Ohin stared at Gabriel in stern silence, his eyes probing his young apprentice. He glanced at Sema and Marcus. Then at Ling. Ling would not meet his eyes and remained as silent as she had been since they were all reunited. “What have you done?” Ohin demanded.
Gabriel nearly quailed at the tone of Ohin’s voice. He swallowed, his throat suddenly dry. “I created a bifurcation.”
“To save me,” Ling quickly added.
He told Ohin everything. About the fireball, about being a True Mage, about their escape to Scotland, about returning to the Aztec temple and finding Apollyon waiting, jumping to Venice, Ling’s death, and the escape to ancient Greece.

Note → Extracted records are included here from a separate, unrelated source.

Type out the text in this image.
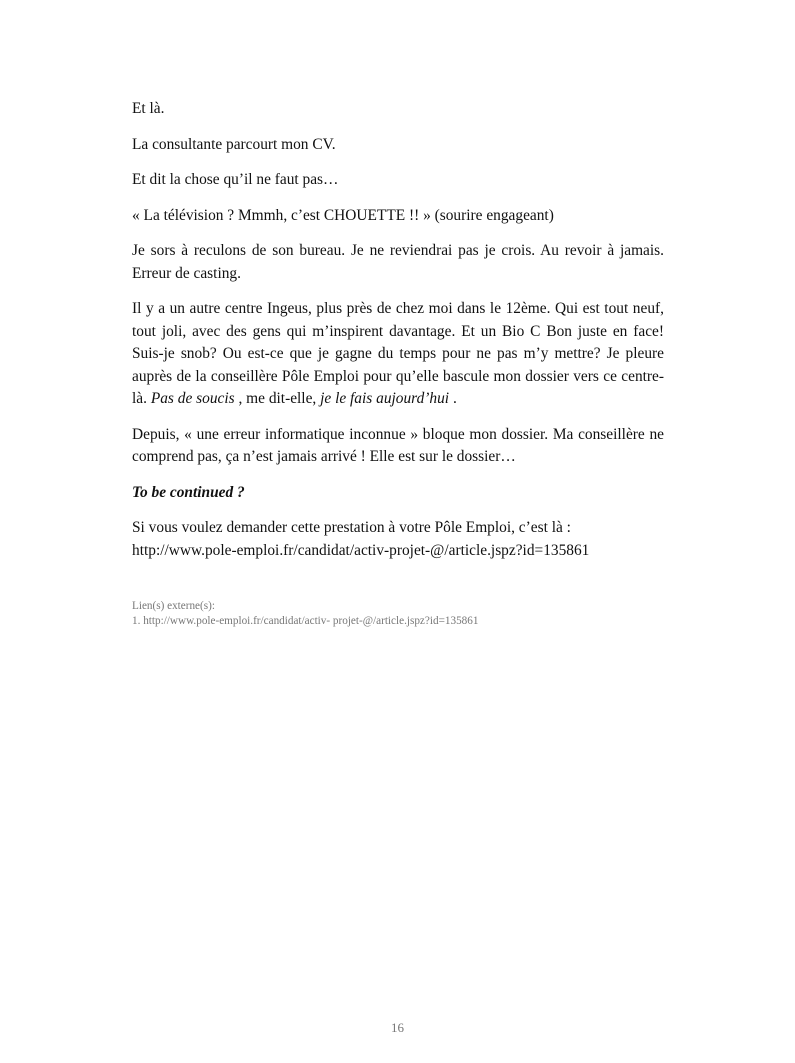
Et là.

La consultante parcourt mon CV.

Et dit la chose qu’il ne faut pas…

« La télévision ? Mmmh, c’est CHOUETTE !! » (sourire engageant)

Je sors à reculons de son bureau. Je ne reviendrai pas je crois. Au revoir à jamais. Erreur de casting.

Il y a un autre centre Ingeus, plus près de chez moi dans le 12ème. Qui est tout neuf, tout joli, avec des gens qui m’inspirent davantage. Et un Bio C Bon juste en face! Suis-je snob? Ou est-ce que je gagne du temps pour ne pas m’y mettre? Je pleure auprès de la conseillère Pôle Emploi pour qu’elle bascule mon dossier vers ce centre-là. Pas de soucis , me dit-elle, je le fais aujourd’hui .

Depuis, « une erreur informatique inconnue » bloque mon dossier. Ma conseillère ne comprend pas, ça n’est jamais arrivé ! Elle est sur le dossier…

To be continued ?

Si vous voulez demander cette prestation à votre Pôle Emploi, c’est là :
http://www.pole-emploi.fr/candidat/activ-projet-@/article.jspz?id=135861

Lien(s) externe(s):
1. http://www.pole-emploi.fr/candidat/activ- projet-@/article.jspz?id=135861
16
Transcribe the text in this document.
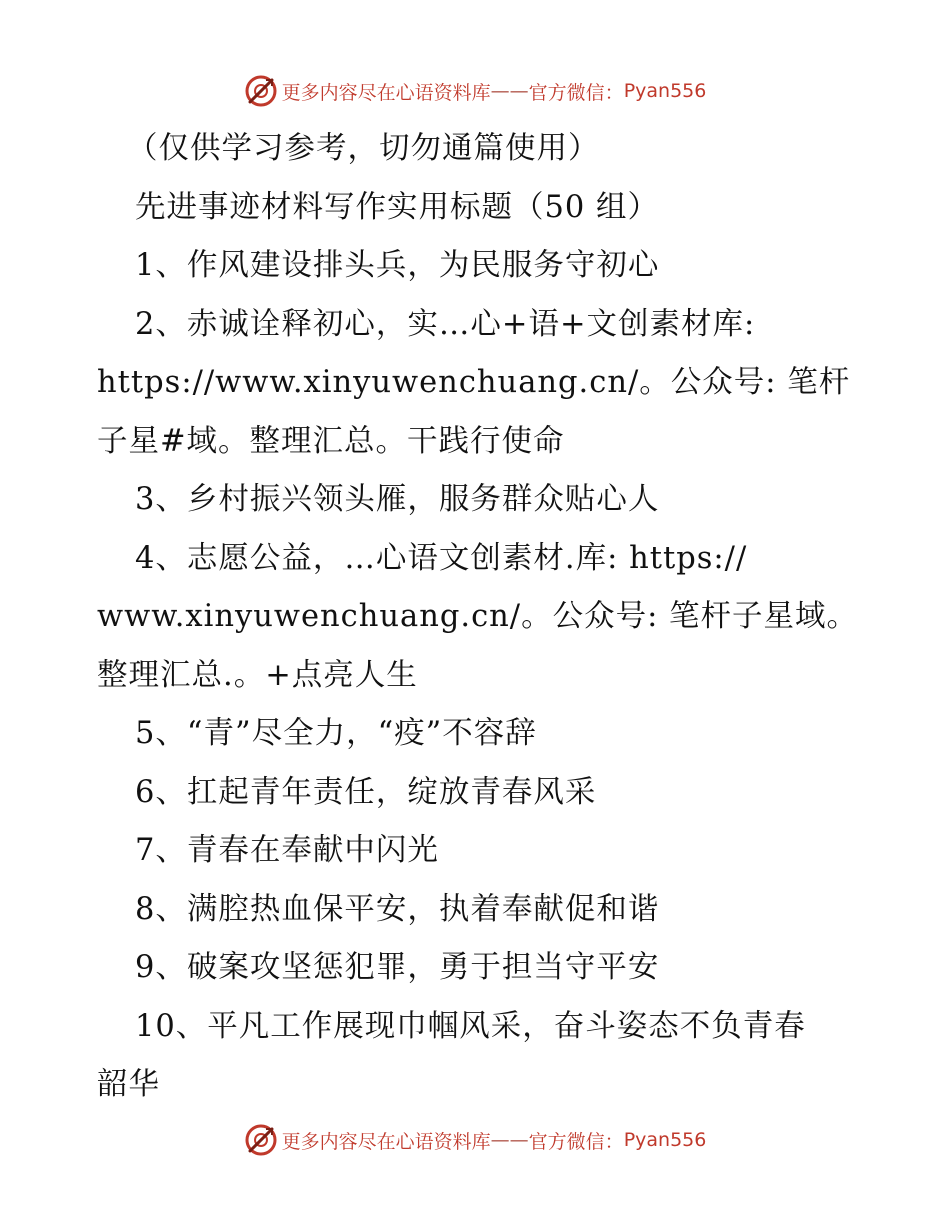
更多内容尽在心语资料库 —— 官方微信： Pyan556
（仅供学习参考，切勿通篇使用）
先进事迹材料写作实用标题（50 组）
1、作风建设排头兵，为民服务守初心
2、赤诚诠释初心，实…心+语+文创素材库:
https://www.xinyuwenchuang.cn/。公众号: 笔杆
子星#域。整理汇总。干践行使命
3、乡村振兴领头雁，服务群众贴心人
4、志愿公益，…心语文创素材.库: https://
www.xinyuwenchuang.cn/。公众号: 笔杆子星域。
整理汇总.。+点亮人生
5、“青”尽全力，“疫”不容辞
6、扛起青年责任，绽放青春风采
7、青春在奉献中闪光
8、满腔热血保平安，执着奉献促和谐
9、破案攻坚惩犯罪，勇于担当守平安
10、平凡工作展现巾帼风采，奋斗姿态不负青春
韶华
更多内容尽在心语资料库 —— 官方微信： Pyan556
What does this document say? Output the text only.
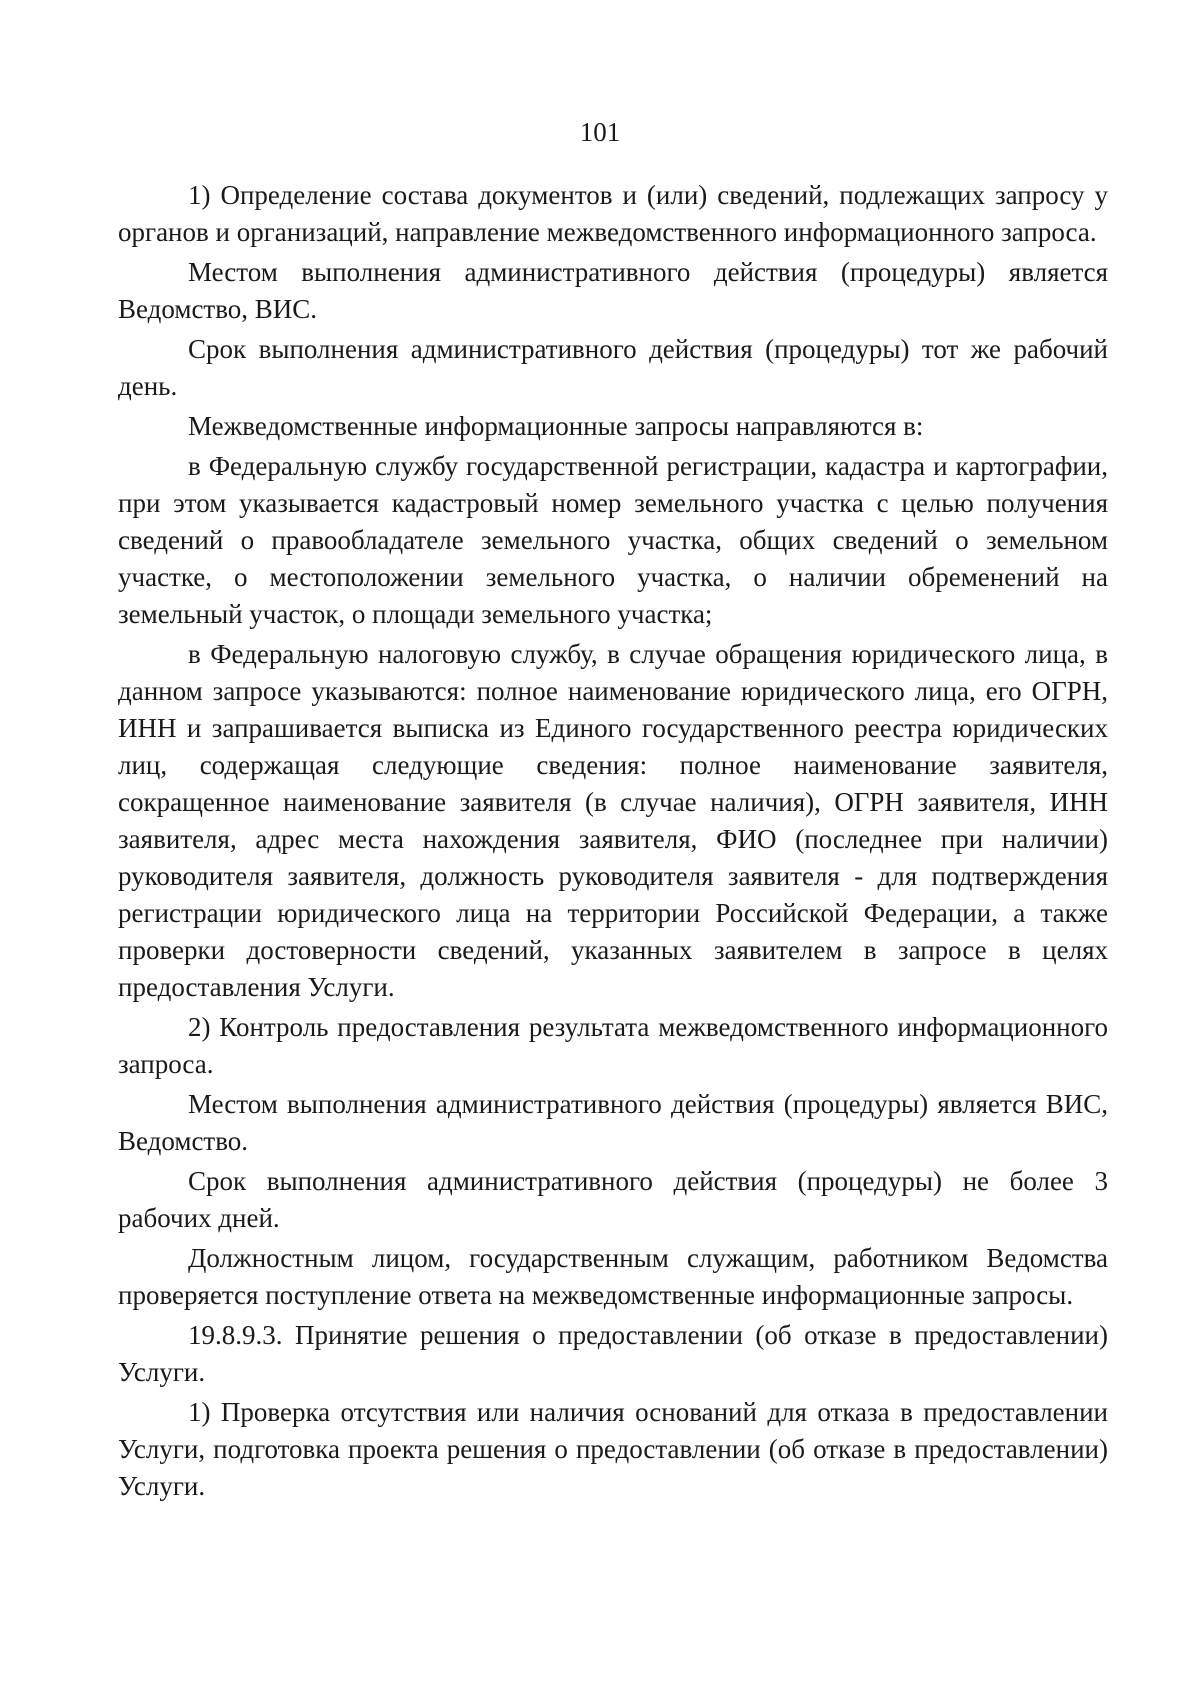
101

1) Определение состава документов и (или) сведений, подлежащих запросу у органов и организаций, направление межведомственного информационного запроса.

Местом выполнения административного действия (процедуры) является Ведомство, ВИС.

Срок выполнения административного действия (процедуры) тот же рабочий день.

Межведомственные информационные запросы направляются в:

в Федеральную службу государственной регистрации, кадастра и картографии, при этом указывается кадастровый номер земельного участка с целью получения сведений о правообладателе земельного участка, общих сведений о земельном участке, о местоположении земельного участка, о наличии обременений на земельный участок, о площади земельного участка;

в Федеральную налоговую службу, в случае обращения юридического лица, в данном запросе указываются: полное наименование юридического лица, его ОГРН, ИНН и запрашивается выписка из Единого государственного реестра юридических лиц, содержащая следующие сведения: полное наименование заявителя, сокращенное наименование заявителя (в случае наличия), ОГРН заявителя, ИНН заявителя, адрес места нахождения заявителя, ФИО (последнее при наличии) руководителя заявителя, должность руководителя заявителя - для подтверждения регистрации юридического лица на территории Российской Федерации, а также проверки достоверности сведений, указанных заявителем в запросе в целях предоставления Услуги.

2) Контроль предоставления результата межведомственного информационного запроса.

Местом выполнения административного действия (процедуры) является ВИС, Ведомство.

Срок выполнения административного действия (процедуры) не более 3 рабочих дней.

Должностным лицом, государственным служащим, работником Ведомства проверяется поступление ответа на межведомственные информационные запросы.

19.8.9.3. Принятие решения о предоставлении (об отказе в предоставлении) Услуги.

1) Проверка отсутствия или наличия оснований для отказа в предоставлении Услуги, подготовка проекта решения о предоставлении (об отказе в предоставлении) Услуги.
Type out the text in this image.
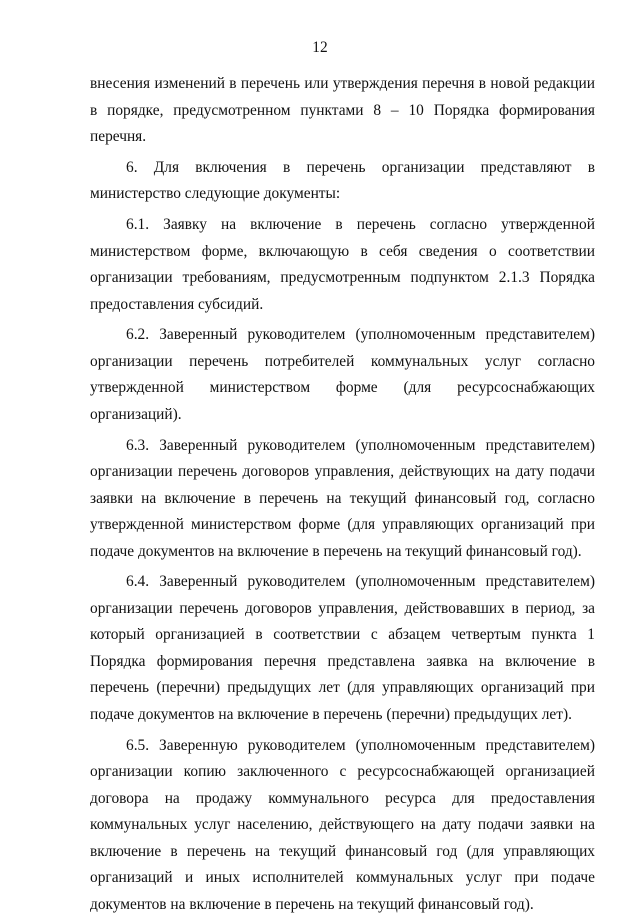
12

внесения изменений в перечень или утверждения перечня в новой редакции в порядке, предусмотренном пунктами 8 – 10 Порядка формирования перечня.

6. Для включения в перечень организации представляют в министерство следующие документы:

6.1. Заявку на включение в перечень согласно утвержденной министерством форме, включающую в себя сведения о соответствии организации требованиям, предусмотренным подпунктом 2.1.3 Порядка предоставления субсидий.

6.2. Заверенный руководителем (уполномоченным представителем) организации перечень потребителей коммунальных услуг согласно утвержденной министерством форме (для ресурсоснабжающих организаций).

6.3. Заверенный руководителем (уполномоченным представителем) организации перечень договоров управления, действующих на дату подачи заявки на включение в перечень на текущий финансовый год, согласно утвержденной министерством форме (для управляющих организаций при подаче документов на включение в перечень на текущий финансовый год).

6.4. Заверенный руководителем (уполномоченным представителем) организации перечень договоров управления, действовавших в период, за который организацией в соответствии с абзацем четвертым пункта 1 Порядка формирования перечня представлена заявка на включение в перечень (перечни) предыдущих лет (для управляющих организаций при подаче документов на включение в перечень (перечни) предыдущих лет).

6.5. Заверенную руководителем (уполномоченным представителем) организации копию заключенного с ресурсоснабжающей организацией договора на продажу коммунального ресурса для предоставления коммунальных услуг населению, действующего на дату подачи заявки на включение в перечень на текущий финансовый год (для управляющих организаций и иных исполнителей коммунальных услуг при подаче документов на включение в перечень на текущий финансовый год).
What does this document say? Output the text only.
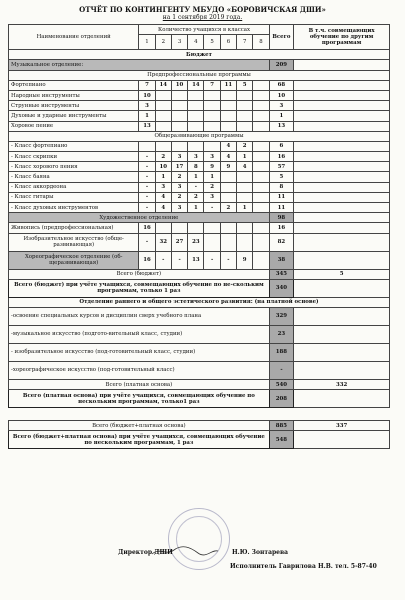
ОТЧЁТ ПО КОНТИНГЕНТУ МБУДО «БОРОВИЧСКАЯ ДШИ»
на 1 сентября 2019 года.
Наименование отделений	Количество учащихся в классах								Всего	В т.ч. совмещающих обучение по другим программам
	1	2	3	4	5	6	7	8		
Бюджет										
Музыкальное отделение:									209	
Предпрофессиональные программы										
Фортепиано	7	14	10	14	7	11	5		68	
Народные инструменты	10								10	
Струнные инструменты	3								3	
Духовые и ударные инструменты	1								1	
Хоровое пение	13								13	
Общеразвивающие программы										
- Класс фортепиано						4	2		6	
- Класс скрипки	-	2	3	3	3	4	1		16	
- Класс хорового пения	-	10	17	8	9	9	4		57	
- Класс баяна	-	1	2	1	1				5	
- Класс аккордеона	-	3	3	-	2				8	
- Класс гитары	-	4	2	2	3				11	
- Класс духовых инструментов	-	4	3	1	-	2	1		11	
Художественное отделение									98	
Живопись (предпрофессиональная)	16								16	
Изобразительное искусство (обще-развивающая)	-	32	27	23					82	
Хореографическое отделение (об-щеразвивающая)	16	-	-	13	-	-	9		38	
Всего (бюджет)									345	5
Всего (бюджет) при учёте учащихся, совмещающих обучение по не-скольким программам, только 1 раз									340	
Отделение раннего и общего эстетического развития: (на платной основе)										
-освоение специальных курсов и дисциплин сверх учебного плана									329	
-музыкальное искусство (подгото-вительный класс, студии)									23	
- изобразительное искусство (под-готовительный класс, студии)									188	
-хореографическое искусство (под-готовительный класс)									-	
Всего (платная основа)									540	332
Всего (платная основа) при учёте учащихся, совмещающих обучение по нескольким программам, только1 раз									208	

Всего (бюджет+платная основа)									885	337
Всего (бюджет+платная основа) при учёте учащихся, совмещающих обучение по нескольким программам, 1 раз									548	
Директор ДШИ	Н.Ю. Зонтарева
Исполнитель Гаврилова Н.В. тел. 5-87-40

Then came the hard part. Telling how he had stolen Sema’s pendant from her neck and gone back to save Ling. How he created a bifurcation with copies of both himself and Apollyon in it, as well as Sema and Marcus. Ohin was silent while Gabriel finished telling the story. They were all silent. Ohin looked at Gabriel and Ling. They both met his gaze this time.
“I know what I’ve done,” Gabriel said. “I understand what it means and what needs to be done now.”
“What needs to be done now,” Ohin said, “is to inform the Council.” He fell silent again. He continued to stare into Gabriel’s eyes. Gabriel could not break away from his gaze. Doing so would seem like another form of failure. A failure to accept responsibility for his actions. No one spoke.